The Romans is good Hartnell-era Doctor Who, though, and William Hartnell gives one of his most exuberant performances here, his accent often treading that fine line between RP and cockney which helped suggest that the Doctor was a 'Wizard of Oz' figure, a combination of inspired visionary and fraud, as Sydney Newman wanted. The lighting is often very good and suggests a Mediterranean warmth; there are directorial touches throughout, like the crash zoom on the caption 'Roma' over a model shot of Rome, which sing the absurdity of attempting a Roman epic in a BBC studio, and point out that they are not going to try. The lions seen at the end of part three, and in a less prolonged edit at the start of part four, surely had Johnny Morris out of shot in his zookeeper guise from Animal Magic. Doctor Who in 1965 was a programme that tore down the fourth wall and dragged the family around the black-and-white set into its own extradimensional world; and we are all the better that so much of it still survives.

Comments

Posted by: Evil Asian Genius (eag)
Posted at: March 2nd, 2008 05:25 am (UTC)

Have you read Julian, by Gore Vidal? I really enjoyed that one.

Posted by: parrot_knight (parrot_knight)
Posted at: March 2nd, 2008 10:33 am (UTC)

I haven't! Is this about the fourth-century 'apostate' emperor?

Posted by: Evil Asian Genius (eag)
Posted at: March 2nd, 2008 07:15 pm (UTC)

Yes, that one! I really enjoyed it. It's sort of epistolary. Set up like written correspondence between two authors that are writing commentaries on an autobiography of Julian.

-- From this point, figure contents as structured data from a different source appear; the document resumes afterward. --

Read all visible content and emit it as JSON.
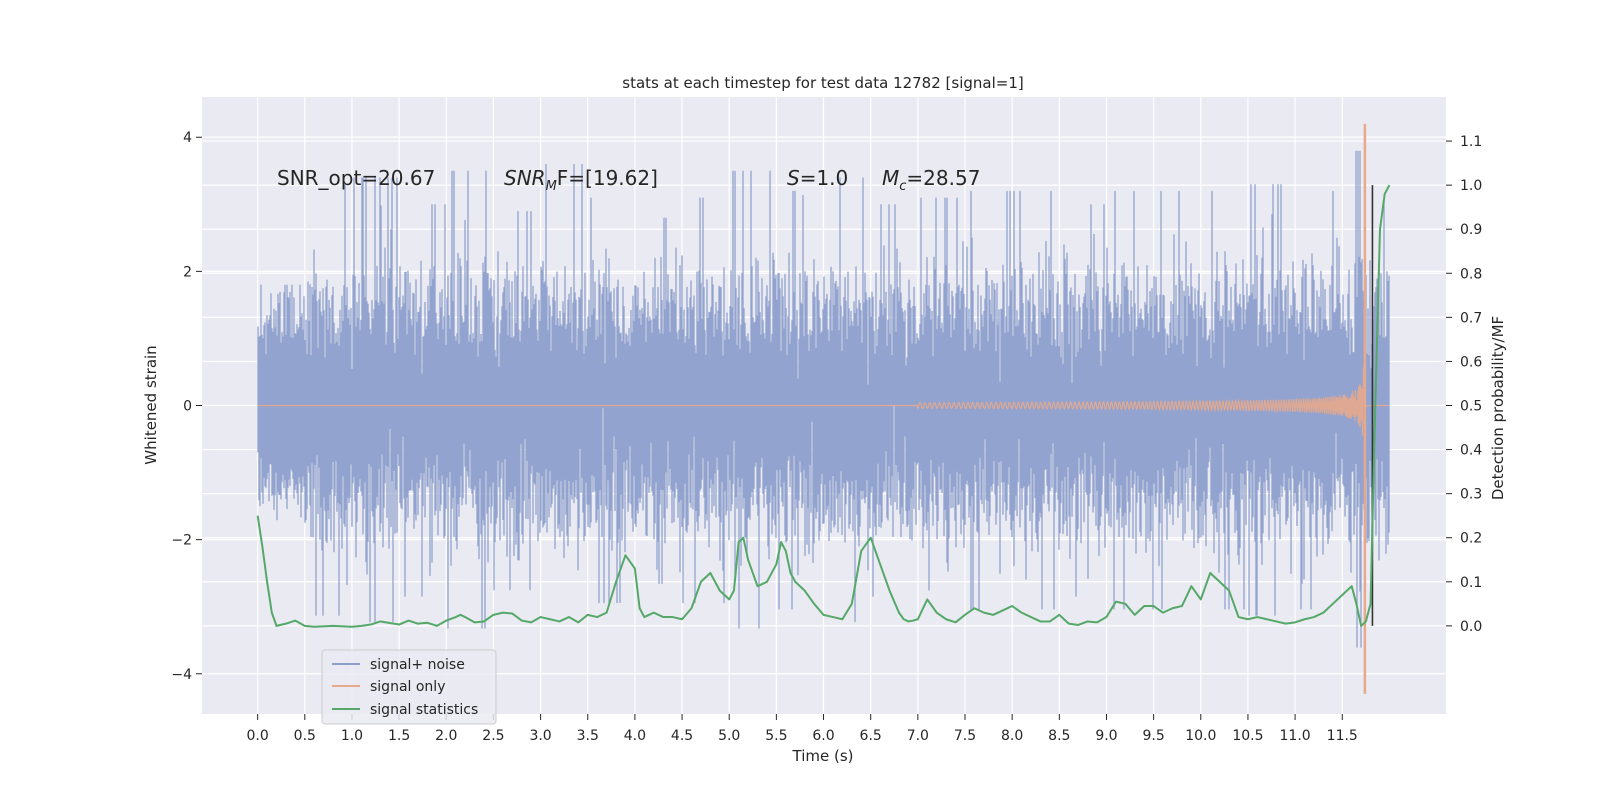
{
  "chart_data": {
    "type": "line",
    "title": "stats at each timestep for test data 12782 [signal=1]",
    "xlabel": "Time (s)",
    "ylabel_left": "Whitened strain",
    "ylabel_right": "Detection probability/MF",
    "x_ticks": [
      "0.0",
      "0.5",
      "1.0",
      "1.5",
      "2.0",
      "2.5",
      "3.0",
      "3.5",
      "4.0",
      "4.5",
      "5.0",
      "5.5",
      "6.0",
      "6.5",
      "7.0",
      "7.5",
      "8.0",
      "8.5",
      "9.0",
      "9.5",
      "10.0",
      "10.5",
      "11.0",
      "11.5"
    ],
    "y_left_ticks": [
      "4",
      "2",
      "0",
      "−2",
      "−4"
    ],
    "y_right_ticks": [
      "1.1",
      "1.0",
      "0.9",
      "0.8",
      "0.7",
      "0.6",
      "0.5",
      "0.4",
      "0.3",
      "0.2",
      "0.1",
      "0.0"
    ],
    "xlim": [
      -0.59,
      12.6
    ],
    "ylim_left": [
      -4.6,
      4.6
    ],
    "ylim_right": [
      -0.2,
      1.2
    ],
    "grid": true,
    "background": "#eaeaf2",
    "legend_position": "lower-left",
    "annotations": {
      "snr_opt": "SNR_opt=20.67",
      "snr_mf_name": "SNR",
      "snr_mf_sub": "M",
      "snr_mf_rest": "F=[19.62]",
      "s_name": "S",
      "s_rest": "=1.0",
      "mc_name": "M",
      "mc_sub": "c",
      "mc_rest": "=28.57"
    },
    "detection_marker_x": 11.82,
    "series": [
      {
        "name": "signal+ noise",
        "color": "#8c9fcb",
        "axis": "left",
        "x_range": [
          0,
          12.0
        ],
        "sigma": 1.0,
        "peak_values": [
          1.8,
          3.3,
          3.4,
          3.0,
          3.5,
          2.9,
          3.6,
          3.1,
          2.8,
          3.1,
          3.5,
          3.2,
          3.4,
          3.0,
          3.1,
          3.2,
          3.2,
          3.0,
          3.2,
          3.2,
          3.2,
          3.3,
          3.2,
          3.8
        ]
      },
      {
        "name": "signal only",
        "color": "#e8a88c",
        "axis": "left",
        "chirp_start": 7.5,
        "merger_time": 11.74,
        "peak_amplitude": 4.2,
        "min_amplitude": -4.3
      },
      {
        "name": "signal statistics",
        "color": "#55a868",
        "axis": "right",
        "x": [
          0.0,
          0.05,
          0.1,
          0.15,
          0.2,
          0.3,
          0.4,
          0.5,
          0.6,
          0.8,
          1.0,
          1.1,
          1.2,
          1.3,
          1.5,
          1.6,
          1.7,
          1.8,
          1.9,
          2.0,
          2.1,
          2.15,
          2.2,
          2.3,
          2.4,
          2.5,
          2.6,
          2.7,
          2.8,
          2.9,
          3.0,
          3.1,
          3.2,
          3.3,
          3.4,
          3.5,
          3.6,
          3.7,
          3.8,
          3.9,
          4.0,
          4.05,
          4.1,
          4.15,
          4.2,
          4.3,
          4.4,
          4.5,
          4.6,
          4.7,
          4.8,
          4.9,
          5.0,
          5.05,
          5.1,
          5.15,
          5.2,
          5.3,
          5.4,
          5.5,
          5.55,
          5.6,
          5.65,
          5.7,
          5.8,
          5.9,
          6.0,
          6.1,
          6.2,
          6.3,
          6.4,
          6.5,
          6.6,
          6.7,
          6.8,
          6.85,
          6.9,
          6.95,
          7.0,
          7.1,
          7.2,
          7.3,
          7.4,
          7.5,
          7.6,
          7.7,
          7.8,
          7.9,
          8.0,
          8.1,
          8.2,
          8.3,
          8.4,
          8.5,
          8.6,
          8.7,
          8.8,
          8.9,
          9.0,
          9.1,
          9.2,
          9.3,
          9.4,
          9.5,
          9.6,
          9.7,
          9.8,
          9.9,
          10.0,
          10.1,
          10.2,
          10.3,
          10.4,
          10.5,
          10.6,
          10.7,
          10.8,
          10.9,
          11.0,
          11.1,
          11.2,
          11.3,
          11.4,
          11.5,
          11.6,
          11.65,
          11.7,
          11.75,
          11.8,
          11.85,
          11.9,
          11.95,
          12.0
        ],
        "values": [
          0.25,
          0.18,
          0.1,
          0.03,
          0.0,
          0.005,
          0.012,
          0.0,
          -0.002,
          0.0,
          -0.002,
          0.0,
          0.003,
          0.01,
          0.003,
          0.012,
          0.005,
          0.007,
          0.0,
          0.012,
          0.02,
          0.025,
          0.02,
          0.008,
          0.01,
          0.025,
          0.03,
          0.028,
          0.012,
          0.008,
          0.02,
          0.015,
          0.01,
          0.02,
          0.008,
          0.025,
          0.02,
          0.03,
          0.1,
          0.16,
          0.13,
          0.04,
          0.02,
          0.025,
          0.03,
          0.02,
          0.02,
          0.015,
          0.04,
          0.1,
          0.12,
          0.08,
          0.06,
          0.08,
          0.19,
          0.2,
          0.15,
          0.09,
          0.1,
          0.14,
          0.19,
          0.17,
          0.12,
          0.1,
          0.08,
          0.05,
          0.025,
          0.02,
          0.015,
          0.05,
          0.17,
          0.2,
          0.14,
          0.08,
          0.03,
          0.015,
          0.01,
          0.012,
          0.015,
          0.06,
          0.03,
          0.015,
          0.008,
          0.025,
          0.04,
          0.03,
          0.025,
          0.035,
          0.045,
          0.03,
          0.02,
          0.01,
          0.01,
          0.025,
          0.005,
          0.002,
          0.01,
          0.008,
          0.02,
          0.055,
          0.05,
          0.025,
          0.045,
          0.045,
          0.03,
          0.04,
          0.045,
          0.09,
          0.06,
          0.12,
          0.1,
          0.08,
          0.02,
          0.015,
          0.02,
          0.015,
          0.01,
          0.005,
          0.008,
          0.015,
          0.02,
          0.03,
          0.05,
          0.07,
          0.09,
          0.05,
          0.0,
          0.01,
          0.05,
          0.5,
          0.9,
          0.98,
          1.0
        ]
      }
    ]
  }
}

Posted by: Adilo Creamon (the_marquis)
Posted at: March 2nd, 2008 10:29 am (UTC)
Badger

You seem to have used the word "squee" ...

wibble?

Posted by: parrot_knight (parrot_knight)
Posted at: March 2nd, 2008 10:33 am (UTC)

If you see the way Vicki behaves on meeting Nero, it's entirely appropriate!

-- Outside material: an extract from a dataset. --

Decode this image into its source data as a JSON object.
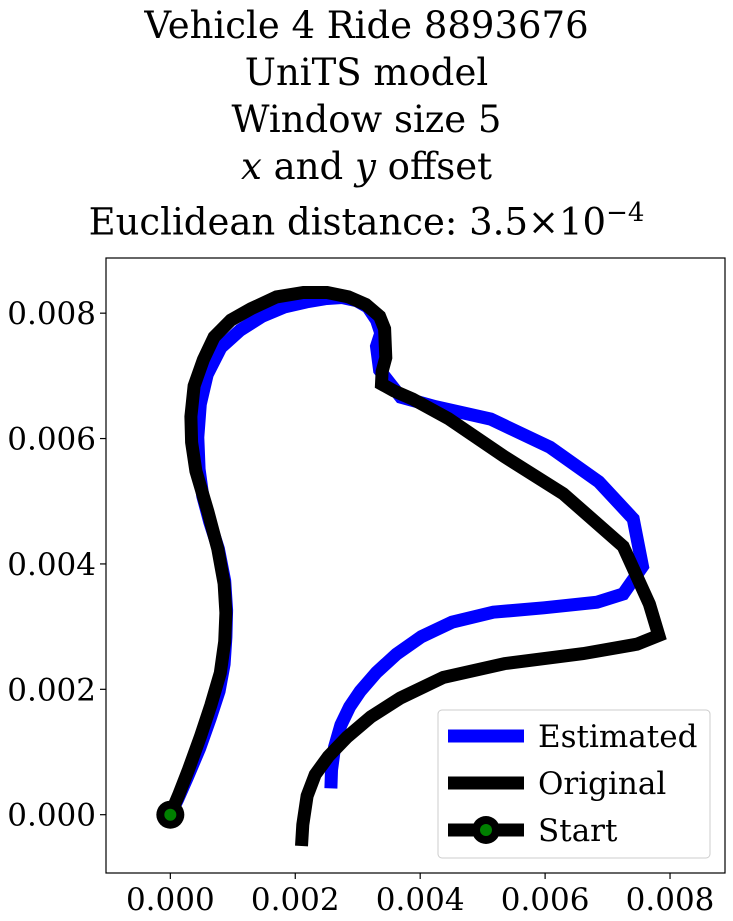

Posted by: Penny Paperbrain (pennypaperbrain)
Posted at: March 2nd, 2008 10:41 am (UTC)

Yes, he's gone bananas and started using the words "squee" and "ranty" with gay, indeed slashy, abandon. You should probably do something involving grunting to bring him back to the blokely fold.

Posted by: parrot_knight (parrot_knight)
Posted at: March 2nd, 2008 10:49 am (UTC)
Horace Walpole

Sounds like potential for gay slashiness there to me...

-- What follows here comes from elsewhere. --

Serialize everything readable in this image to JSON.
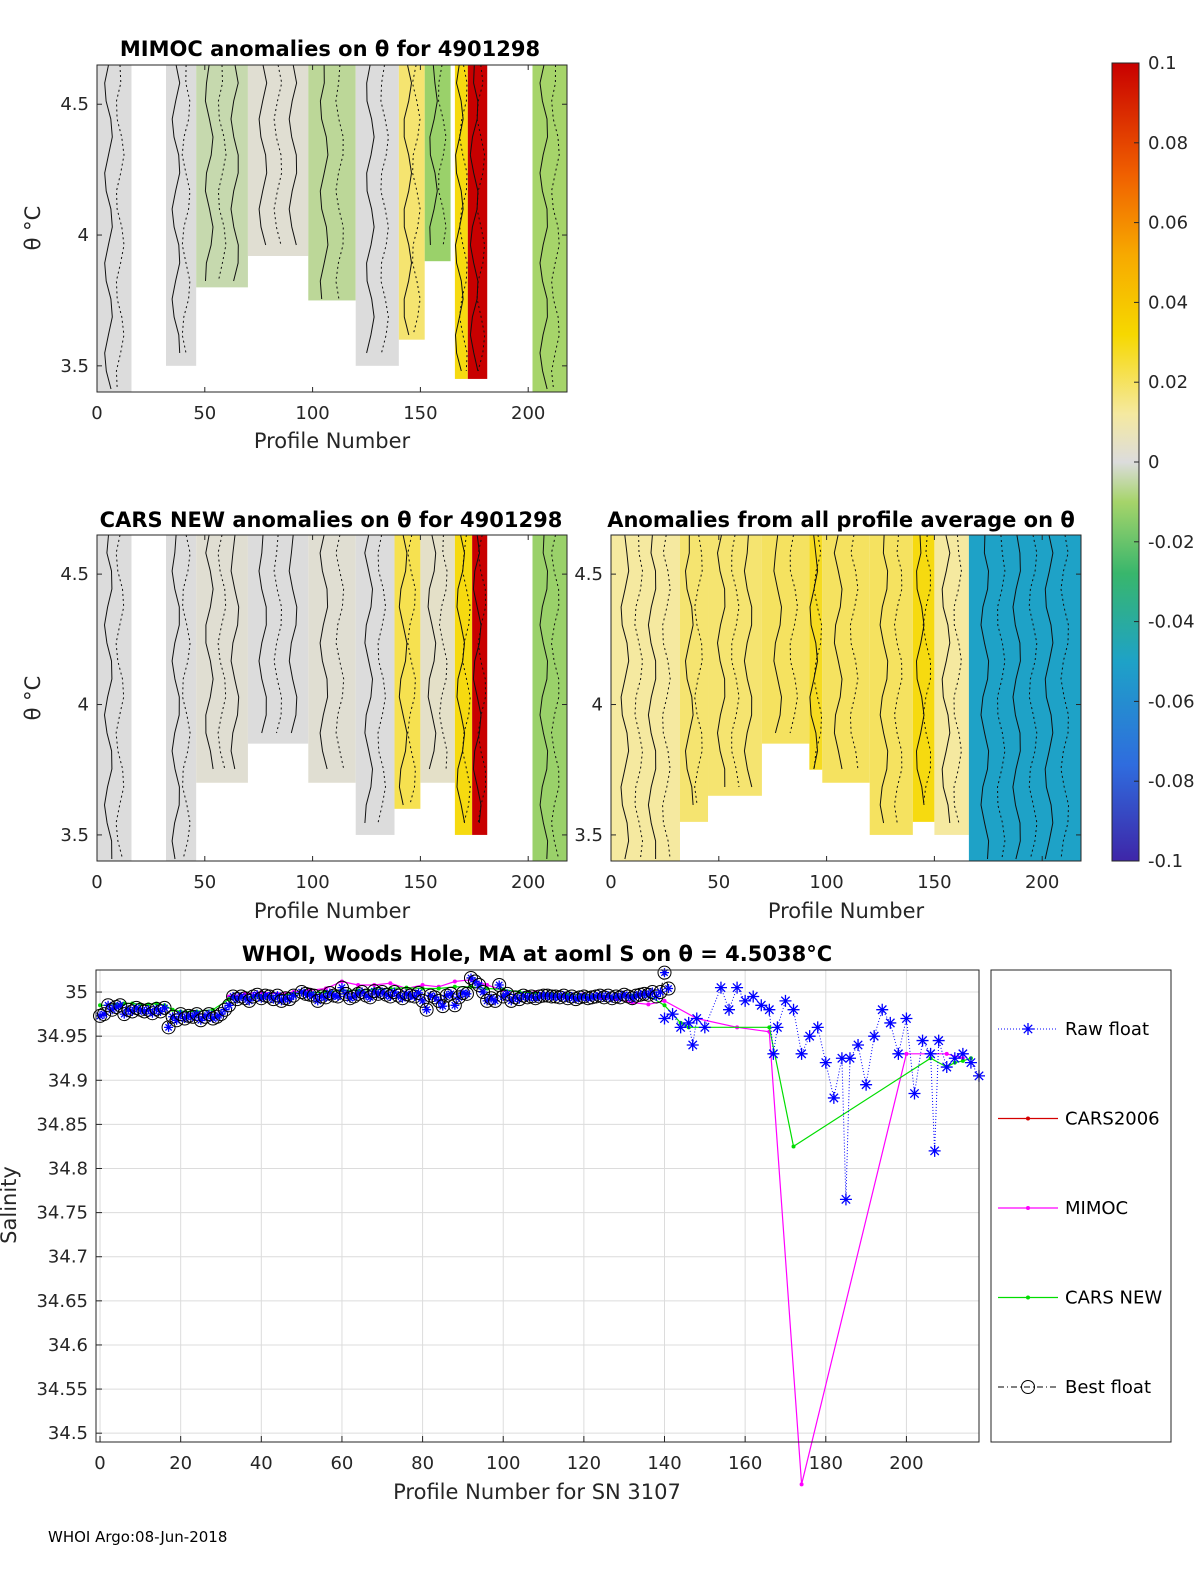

Posted by: Evil Asian Genius (eag)
Posted at: March 2nd, 2008 07:16 pm (UTC)

I hear that fold is full of chest hair and grunts.

Posted by: daniel_saunders (daniel_saunders)
Posted at: March 2nd, 2008 07:37 pm (UTC)
Outsider

In The Romans the complexities of the Roman constitution under the principate are swept aside, and Nero (bar a line about Senate approval) is a comedy absolutist, a figure of fun

In DWM some years ago (#316), Christopher Barry revealed he considered Dick Emery for the role, which shows that he was thinking of the character in purely comic terms.

The Doctor treats Vicki as a protégée in anarchy

... and Ian and Barbara are clearly left behind on the grounds that they would spoil their fun.

This pushes me closer to the conclusion that the writer's guide was intended as a piece of bureaucracy or a tool to be cited when necessary as a way of justifying otherwise capricious or expedient decisions rather than as a strict rulebook.

Quite possibly. Alan Barnes noted that City of Death systematically breaks most of the rules laid down in the edition of the writer's guide written by... Douglas Adams.

We might distinguish between aesthetic guidelines (to be broken by a good writer) and those things that literally could not be done in terms of budget and time-slot, providing clear justification and so avoiding legal consequences, when scripts had to be rejected at the last minute.

Posted by: parrot_knight (parrot_knight)
Posted at: March 2nd, 2008 10:07 pm (UTC)

I'd forgotten about that interview - I'll have to look it up - and I agree with the way the Doctor and Vicki dimiss Ian and Barbara as potential spoilsports who are best left behind.